Cada um dos convidados tem sua maneira diferente de
responder à pergunta. O padre, jovem bem apessoado, mas carrancudo, (...)
afirma que a realidade não podia deixar de ter uma origem divina. Assim como
cada um de nós passou a existir por um ato de nossos pais, diz o padre, também
o universo deve ter passado a existir pelo ato de um criador. Ele acrescenta
que Deus não foi a primeira causa num sentido temporal, pois Deus criou o
próprio tempo. Deus estava por trás do Big Bang, mas não era anterior a ele.
O físico é um sujeito mais velho (...). Mostra-se irritado e
impaciente com toda essa bobajada sobrenatural. A existência do universo é uma
pura questão de flutuações quânticas aleatórias, diz. Do mesmo modo que uma
partícula e sua antipartícula podem surgir espontaneamente de um vácuo, também
acontece com a semente de um universo inteiro. Assim, a teoria quântica explica
por que existe algo e não apenas o nada. Nosso universo surgiu por acaso de uma
flutuação quântica do vazio. E ponto final.
O monge, trajando uma túnica vermelha e açafrão, com os
ombros nus e a cabeça raspada, apresenta o ponto de vista mais interessante
sobre a questão. (...) Em contraste com a cara de santo do jovem padre e a
irritabilidade do velho físico, o monge exala felicidade. (...) Como budista,
diz, ele acredita que o Universo não teve início. O nada jamais poderia dar
origem ao ser, afirma, pois se define em oposição àquilo que existe. Nem um
bilhão de causas poderiam fazer com que um universo passasse a existir a partir
do que não existe.
(...) O monge budista protesta, gentil, que não está fugindo
da questão das origens. Ele a usa, isso sim, para explorar a natureza da
realidade. O que é o universo, afinal de contas? Não é naturalmente o nada. Mas
é algo muito próximo: um vazio. As coisas não tem, de fato, a solidez que lhes
atribuímos. O mundo é como um sonho, uma ilusão. Todavia, em nosso pensamento
transformamos sua fluidez em algo fixo e de aparência sólida."
A colocação do monge budista, no trecho transcrito acima,
meio que desarma o 'enredo' da história. Enquanto todos estão engajados em
decifrar o 'mistério do mundo', o cara pergunta: "que mundo?"
Pessoalmente acho esse tipo de questão a um só tempo fascinante, instigante, irrelevante e apaixonante.

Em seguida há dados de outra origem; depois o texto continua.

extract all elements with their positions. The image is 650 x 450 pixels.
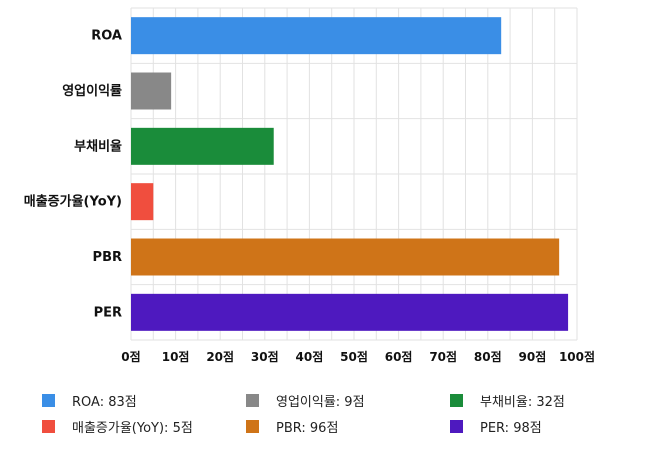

O que me ocorre quando me dedico a pensar um pouco sobre esse tipo de assunto é quão limitados, pequenos e ignorantes nós somos em relação ao universo e à vida. De alguma forma, esse tipo de reflexão me inspira certa humildade, certa reverência e um sentimento meio angustiante de solidão.
A sensação que tenho é que fazemos parte de uma história muito maior e mais complexa (ou mais simples...) do que somos capazes de imaginar.
Será que "algum dia" seremos capazes de entender um pouco melhor tudo isso?
E você, o que acha dessa questão?
Cordilheira do Himalaia, vista do alto do Kalapatar, Abril de 1996
Um "grão de areia" do nosso universo incognoscível...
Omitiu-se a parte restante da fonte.